African-American patients were more than mere ‘objects of medical scrutiny’ (p. 155). Parsing annual reports and case records with exemplary sensitivity, Chapter 6 looks at the ways in which racialist assumptions and gender expectations shaped patients’ involvement with different therapies. For example, Summers observes that women were more likely than men to be treated with hydrotherapy, and that African-American men did not have access to therapeutic tubs at all. Laundry and kitchen labour, however, continued to be assigned exclusively to African Americans, although patients questioned labour’s therapeutic value and demanded compensation. Unfortunately, resistance sometimes provoked punitive responses, with black women disproportionately subjected to restraints and seclusion. Other challenges arose from the cultural incompetency of white clinicians who did not distinguish psychosis from the belief in conjure and ‘alternative medical epistemologies’ to which some black patients subscribed (p. 177).

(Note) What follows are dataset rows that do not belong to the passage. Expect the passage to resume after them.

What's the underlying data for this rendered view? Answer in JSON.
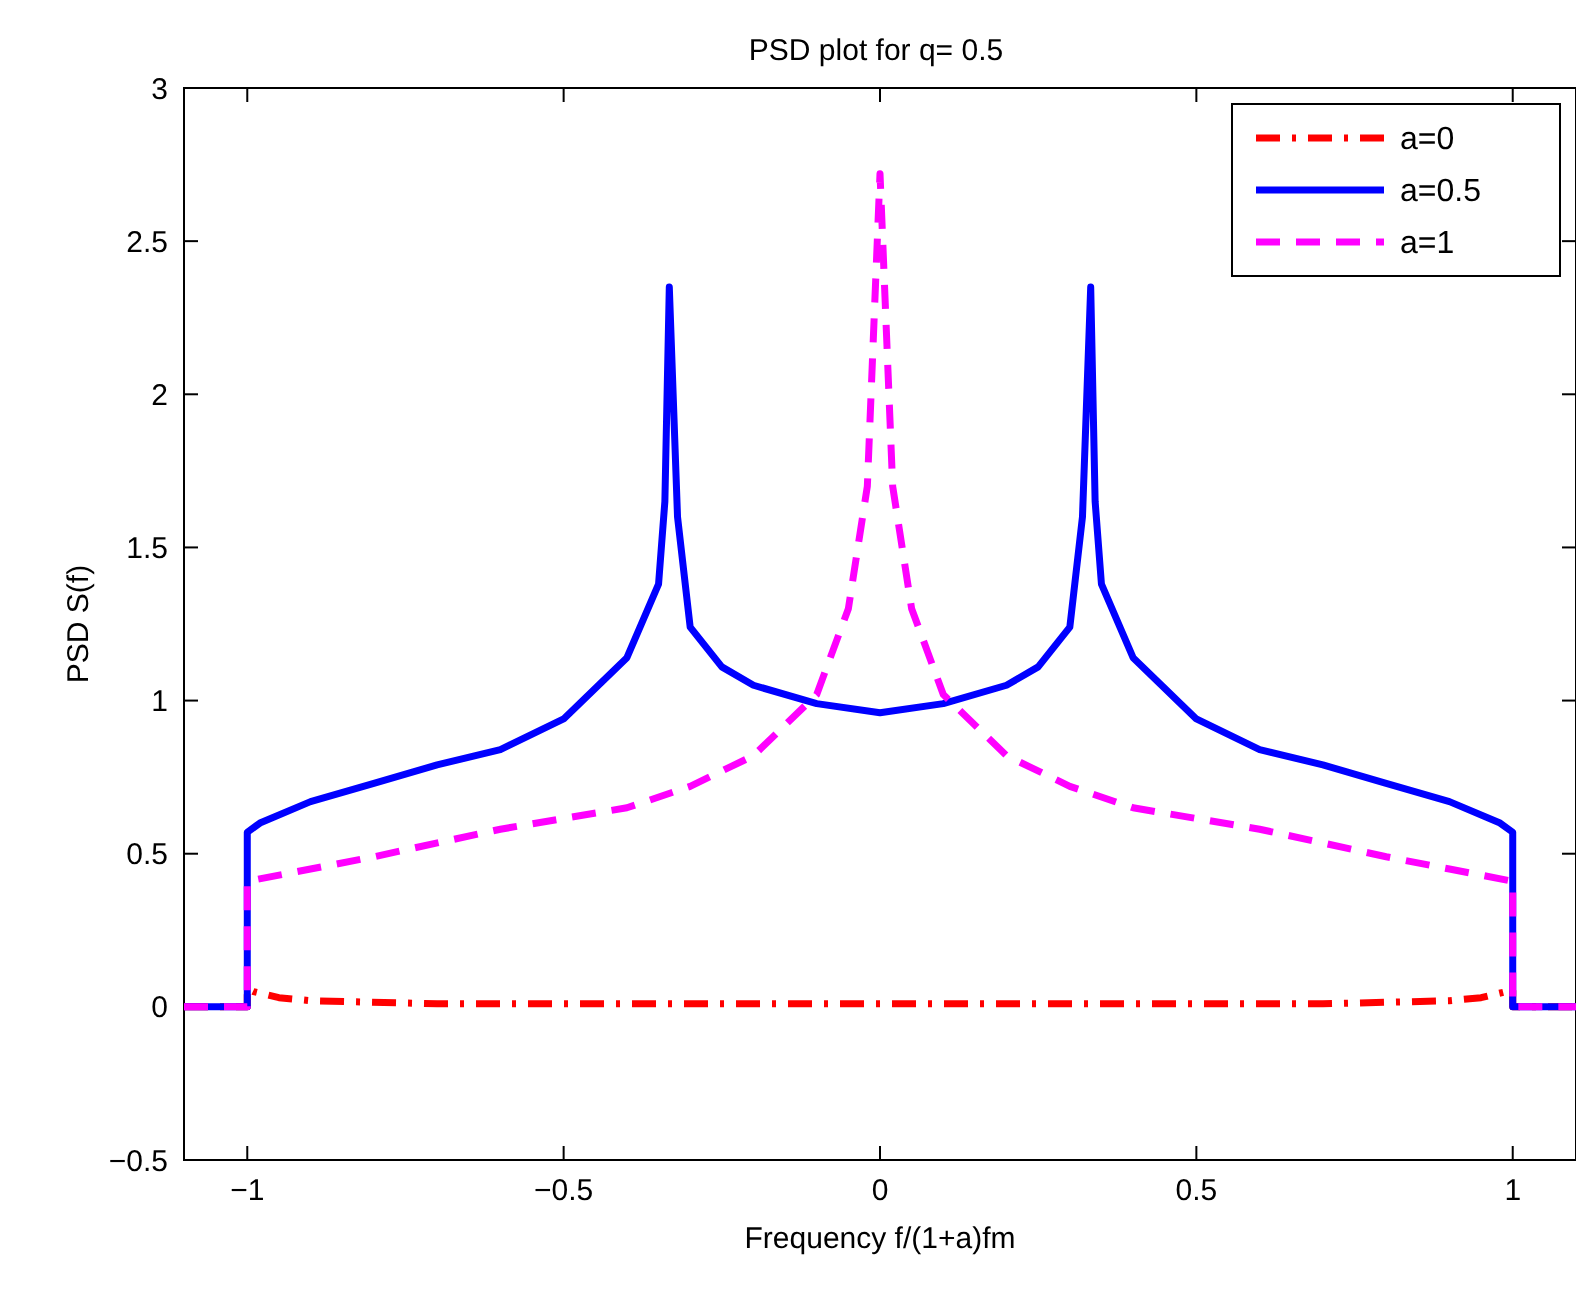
{
  "chart_data": {
    "type": "line",
    "title": "PSD plot for q= 0.5",
    "xlabel": "Frequency f/(1+a)fm",
    "ylabel": "PSD S(f)",
    "xlim": [
      -1.1,
      1.1
    ],
    "ylim": [
      -0.5,
      3
    ],
    "xticks": [
      {
        "value": -1,
        "label": "−1"
      },
      {
        "value": -0.5,
        "label": "−0.5"
      },
      0,
      0.5,
      1
    ],
    "yticks": [
      {
        "value": -0.5,
        "label": "−0.5"
      },
      0,
      0.5,
      1,
      1.5,
      2,
      2.5,
      3
    ],
    "legend": "top right",
    "grid": false,
    "series": [
      {
        "name": "a=0",
        "color": "#ff0000",
        "line_style": "dashdot",
        "x": [
          -1.1,
          -1,
          -1,
          -0.99,
          -0.95,
          -0.9,
          -0.7,
          -0.5,
          0,
          0.5,
          0.7,
          0.9,
          0.95,
          0.99,
          1,
          1,
          1.1
        ],
        "values": [
          0,
          0,
          0.06,
          0.05,
          0.03,
          0.02,
          0.01,
          0.01,
          0.01,
          0.01,
          0.01,
          0.02,
          0.03,
          0.05,
          0.06,
          0,
          0
        ]
      },
      {
        "name": "a=0.5",
        "color": "#0000ff",
        "line_style": "solid",
        "x": [
          -1.1,
          -1,
          -1,
          -0.98,
          -0.9,
          -0.8,
          -0.7,
          -0.6,
          -0.5,
          -0.4,
          -0.35,
          -0.34,
          -0.333,
          -0.32,
          -0.3,
          -0.25,
          -0.2,
          -0.1,
          0,
          0.1,
          0.2,
          0.25,
          0.3,
          0.32,
          0.333,
          0.34,
          0.35,
          0.4,
          0.5,
          0.6,
          0.7,
          0.8,
          0.9,
          0.98,
          1,
          1,
          1.1
        ],
        "values": [
          0,
          0,
          0.57,
          0.6,
          0.67,
          0.73,
          0.79,
          0.84,
          0.94,
          1.14,
          1.38,
          1.65,
          2.35,
          1.6,
          1.24,
          1.11,
          1.05,
          0.99,
          0.96,
          0.99,
          1.05,
          1.11,
          1.24,
          1.6,
          2.35,
          1.65,
          1.38,
          1.14,
          0.94,
          0.84,
          0.79,
          0.73,
          0.67,
          0.6,
          0.57,
          0,
          0
        ]
      },
      {
        "name": "a=1",
        "color": "#ff00ff",
        "line_style": "dashed",
        "x": [
          -1.1,
          -1,
          -1,
          -0.9,
          -0.8,
          -0.6,
          -0.4,
          -0.3,
          -0.2,
          -0.1,
          -0.05,
          -0.02,
          0,
          0.02,
          0.05,
          0.1,
          0.2,
          0.3,
          0.4,
          0.6,
          0.8,
          0.9,
          1,
          1,
          1.1
        ],
        "values": [
          0,
          0,
          0.41,
          0.45,
          0.49,
          0.58,
          0.65,
          0.72,
          0.82,
          1.02,
          1.3,
          1.7,
          2.72,
          1.7,
          1.3,
          1.02,
          0.82,
          0.72,
          0.65,
          0.58,
          0.49,
          0.45,
          0.41,
          0,
          0
        ]
      }
    ]
  }
}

Chapters 7 and 8 consider reform at the hospital. The Progressive Era saw the broadening of community care programmes associated with the mental hygiene movement. There were limited collaborations with local partners such as Howard University, but the fortifying of segregation in the capital imposed boundaries. Several developments helped activists to overcome these boundaries and eventually end segregation. In 1946, the US Army and Navy began to send service members to Veterans Administration hospitals. Consequently, the admission of black civilians to Saint Elizabeths grew at the same moment that more white Washingtonians were moving to the suburbs. Civil rights and black professional organizations effectively drew attention to the hypocrisy of segregation and discriminatory hiring practices at a federal facility ‘in the capital of a nation that sought to project a self-image as a beacon of freedom and equality’ (p. 235), leading to the hospital’s gradual integration in the 1950s.

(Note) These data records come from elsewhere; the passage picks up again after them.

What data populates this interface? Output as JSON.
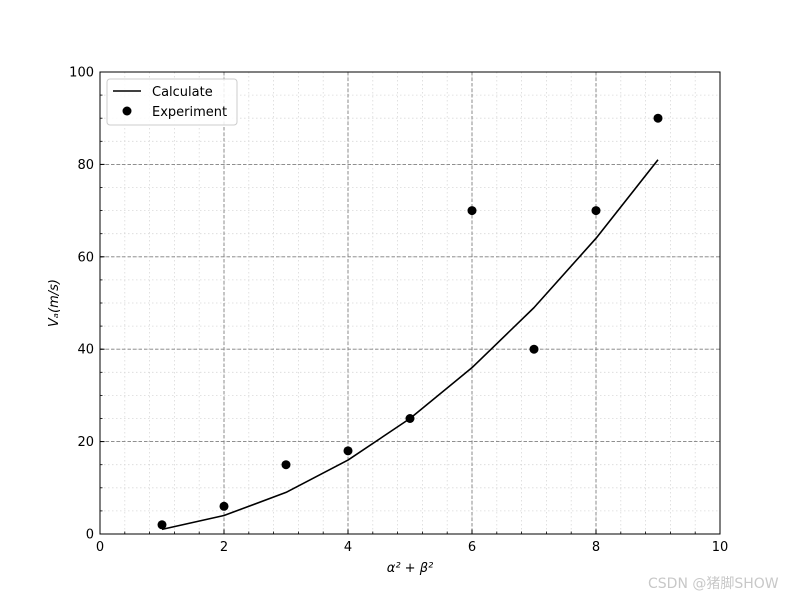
{
  "chart_data": {
    "type": "line",
    "title": "",
    "xlabel": "α² + β²",
    "ylabel": "Vₐ(m/s)",
    "xlim": [
      0,
      10
    ],
    "ylim": [
      0,
      100
    ],
    "x_major_ticks": [
      "0",
      "2",
      "4",
      "6",
      "8",
      "10"
    ],
    "y_major_ticks": [
      "0",
      "20",
      "40",
      "60",
      "80",
      "100"
    ],
    "x_minor_step": 0.4,
    "y_minor_step": 5,
    "grid": {
      "major": "dashed gray",
      "minor": "dotted light gray"
    },
    "legend": {
      "placement": "top-left"
    },
    "series": [
      {
        "name": "Calculate",
        "kind": "line",
        "color": "#000000",
        "x": [
          1,
          2,
          3,
          4,
          5,
          6,
          7,
          8,
          9
        ],
        "y": [
          1,
          4,
          9,
          16,
          25,
          36,
          49,
          64,
          81
        ]
      },
      {
        "name": "Experiment",
        "kind": "scatter",
        "color": "#000000",
        "x": [
          1,
          2,
          3,
          4,
          5,
          6,
          7,
          8,
          9
        ],
        "y": [
          2,
          6,
          15,
          18,
          25,
          70,
          40,
          70,
          90
        ]
      }
    ]
  },
  "watermark": "CSDN @猪脚SHOW"
}
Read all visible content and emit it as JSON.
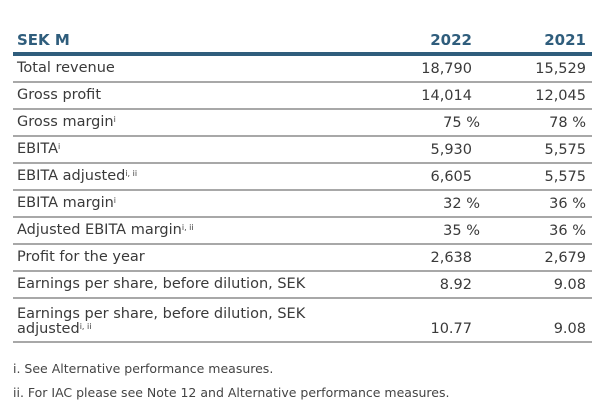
{
  "header": {
    "label": "SEK M",
    "col1": "2022",
    "col2": "2021"
  },
  "rows": [
    {
      "label": "Total revenue",
      "sup": "",
      "v2022": "18,790",
      "v2021": "15,529"
    },
    {
      "label": "Gross profit",
      "sup": "",
      "v2022": "14,014",
      "v2021": "12,045"
    },
    {
      "label": "Gross margin",
      "sup": "i",
      "v2022": "75 %",
      "v2021": "78 %"
    },
    {
      "label": "EBITA",
      "sup": "i",
      "v2022": "5,930",
      "v2021": "5,575"
    },
    {
      "label": "EBITA adjusted",
      "sup": "i, ii",
      "v2022": "6,605",
      "v2021": "5,575"
    },
    {
      "label": "EBITA margin",
      "sup": "i",
      "v2022": "32 %",
      "v2021": "36 %"
    },
    {
      "label": "Adjusted EBITA margin",
      "sup": "i, ii",
      "v2022": "35 %",
      "v2021": "36 %"
    },
    {
      "label": "Profit for the year",
      "sup": "",
      "v2022": "2,638",
      "v2021": "2,679"
    },
    {
      "label": "Earnings per share, before dilution, SEK",
      "sup": "",
      "v2022": "8.92",
      "v2021": "9.08"
    },
    {
      "label": "Earnings per share, before dilution, SEK adjusted",
      "sup": "i, ii",
      "v2022": "10.77",
      "v2021": "9.08"
    }
  ],
  "footnotes": [
    "i. See Alternative performance measures.",
    "ii. For IAC please see Note 12 and Alternative performance measures."
  ],
  "colors": {
    "accent": "#2f5d7c",
    "rule": "#a8a8a8"
  }
}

The last two chapters deal with the aftermath of integration and de-institutionalization. While Chapter 9 shows that clinicians abandoned the ‘black psyche’ in favour of a universalist approach, the inaccessibility of patient records renders it impossible to know whether psychotropic drugs were disproportionately given to African Americans. What is certain is that ‘by 1955 the institution’s best days were behind it’ (p. 276). The final chapter delves into the vicissitudes of de-institutionalization, especially the loss of funding in the 1970s and 1980s that turned the hospital into an ‘emblem of federal neglect’ (p. 308).

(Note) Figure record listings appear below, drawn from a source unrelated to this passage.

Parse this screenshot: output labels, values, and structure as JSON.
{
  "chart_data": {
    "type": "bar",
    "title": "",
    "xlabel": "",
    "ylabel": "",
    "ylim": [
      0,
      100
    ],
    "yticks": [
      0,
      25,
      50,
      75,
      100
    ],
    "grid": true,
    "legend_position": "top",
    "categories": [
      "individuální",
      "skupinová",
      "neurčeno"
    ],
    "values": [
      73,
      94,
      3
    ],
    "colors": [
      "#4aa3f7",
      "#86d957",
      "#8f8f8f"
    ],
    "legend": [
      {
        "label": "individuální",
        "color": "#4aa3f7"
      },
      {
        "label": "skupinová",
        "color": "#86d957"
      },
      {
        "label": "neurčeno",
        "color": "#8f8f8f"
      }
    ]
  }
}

Madness in the City of Magnificent Intentions is a dense book that tells a complex story with acuity. Throughout, Summers toggles between the racialist theories that shaped the design and operation of Saint Elizabeths, and race as it was experienced by African Americans who lived in and near the institution. There are few asylum histories that grapple with race as thoroughly and thoughtfully as this one does, making it essential reading for historians of psychiatry. General readers who want to understand how and why disparities have undermined the treatment of the mentally ill in the USA will also be richly rewarded.